History
- Name: SS Warrington
- Operator: 1886–1897: Manchester, Sheffield and Lincolnshire Railway; 1897–1903: Great Central Railway;
- Port of registry: United Kingdom
- Builder: Swan Hunter
- Yard number: 98
- Launched: 9 June 1886
- Fate: Wrecked 6 December 1903

General characteristics
- Tonnage: 840 gross register tons (GRT)
- Length: 230 feet (70 m)
- Beam: 30.1 feet (9.2 m)
- Depth: 14.6 feet (4.5 m)

= SS Warrington (1886) =

SS Warrington was a passenger and cargo vessel built for the Manchester, Sheffield and Lincolnshire Railway in 1886.

==History==

The ship was built by Swan Hunter and launched on 9 June 1886 by Mrs. Hunter. She was built for the passenger a freight trade between Grimsby and Hamburg. She was the second of an order of two ships from Swan Hunter, the other being launched on 1 May 1886. The saloon furnishings were fitted with panels of Hungarian ash, the mouldings were of walnut, the stiles of oak with carved oak pilasters and Corinthian capitals. The mouldings throughout the saloon were of carved oak. She was despatched from the River Tyne on 24 July 1886.

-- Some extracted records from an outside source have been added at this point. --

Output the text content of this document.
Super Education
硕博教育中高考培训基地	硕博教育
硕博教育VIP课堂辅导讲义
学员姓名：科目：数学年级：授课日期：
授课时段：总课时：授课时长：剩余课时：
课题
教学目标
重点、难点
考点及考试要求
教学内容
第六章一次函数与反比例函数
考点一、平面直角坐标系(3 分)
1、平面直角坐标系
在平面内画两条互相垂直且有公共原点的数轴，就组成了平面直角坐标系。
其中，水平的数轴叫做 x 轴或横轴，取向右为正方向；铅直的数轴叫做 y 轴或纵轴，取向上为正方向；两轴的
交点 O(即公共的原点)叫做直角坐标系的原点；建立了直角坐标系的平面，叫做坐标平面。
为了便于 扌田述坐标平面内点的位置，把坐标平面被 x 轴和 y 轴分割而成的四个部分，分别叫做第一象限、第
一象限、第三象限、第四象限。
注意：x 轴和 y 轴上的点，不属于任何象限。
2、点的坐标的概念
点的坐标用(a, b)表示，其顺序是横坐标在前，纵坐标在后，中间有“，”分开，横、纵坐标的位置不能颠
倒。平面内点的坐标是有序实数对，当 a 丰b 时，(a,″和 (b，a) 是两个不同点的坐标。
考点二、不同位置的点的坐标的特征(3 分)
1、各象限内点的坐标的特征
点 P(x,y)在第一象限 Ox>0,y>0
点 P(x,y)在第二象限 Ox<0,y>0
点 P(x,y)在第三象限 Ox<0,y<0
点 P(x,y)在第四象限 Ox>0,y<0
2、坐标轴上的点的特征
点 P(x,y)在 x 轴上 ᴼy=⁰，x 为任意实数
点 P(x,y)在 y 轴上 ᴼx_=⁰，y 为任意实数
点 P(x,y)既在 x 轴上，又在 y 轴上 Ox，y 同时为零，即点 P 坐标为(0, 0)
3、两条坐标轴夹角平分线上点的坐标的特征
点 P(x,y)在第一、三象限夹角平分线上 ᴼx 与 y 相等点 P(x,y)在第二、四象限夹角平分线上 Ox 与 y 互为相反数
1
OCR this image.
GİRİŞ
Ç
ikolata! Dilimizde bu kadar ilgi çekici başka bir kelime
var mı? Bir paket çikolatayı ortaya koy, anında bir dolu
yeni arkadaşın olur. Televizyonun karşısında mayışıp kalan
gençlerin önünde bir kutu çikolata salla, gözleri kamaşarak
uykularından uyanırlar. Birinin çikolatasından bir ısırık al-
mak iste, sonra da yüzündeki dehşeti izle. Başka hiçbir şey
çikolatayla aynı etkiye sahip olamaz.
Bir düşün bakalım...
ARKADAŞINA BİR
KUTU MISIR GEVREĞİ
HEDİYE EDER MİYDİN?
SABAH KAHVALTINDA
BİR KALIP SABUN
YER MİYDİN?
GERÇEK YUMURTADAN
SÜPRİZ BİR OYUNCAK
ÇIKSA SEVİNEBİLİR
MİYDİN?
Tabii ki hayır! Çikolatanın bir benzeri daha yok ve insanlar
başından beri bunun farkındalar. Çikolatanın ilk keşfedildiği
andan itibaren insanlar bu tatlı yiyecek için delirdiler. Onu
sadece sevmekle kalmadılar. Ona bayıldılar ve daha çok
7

In 1897 she was acquired by the Great Central Railway. On Saturday 6 December 1903 she ran aground and was lost on the sands near Happisburgh on the Norfolk Coast. The Board of Trade enquiry in January 1904 found that Captain G. H. Morris was guilty of a grave error of judgment in relying solely upon the lights of vessels as evidence of his position.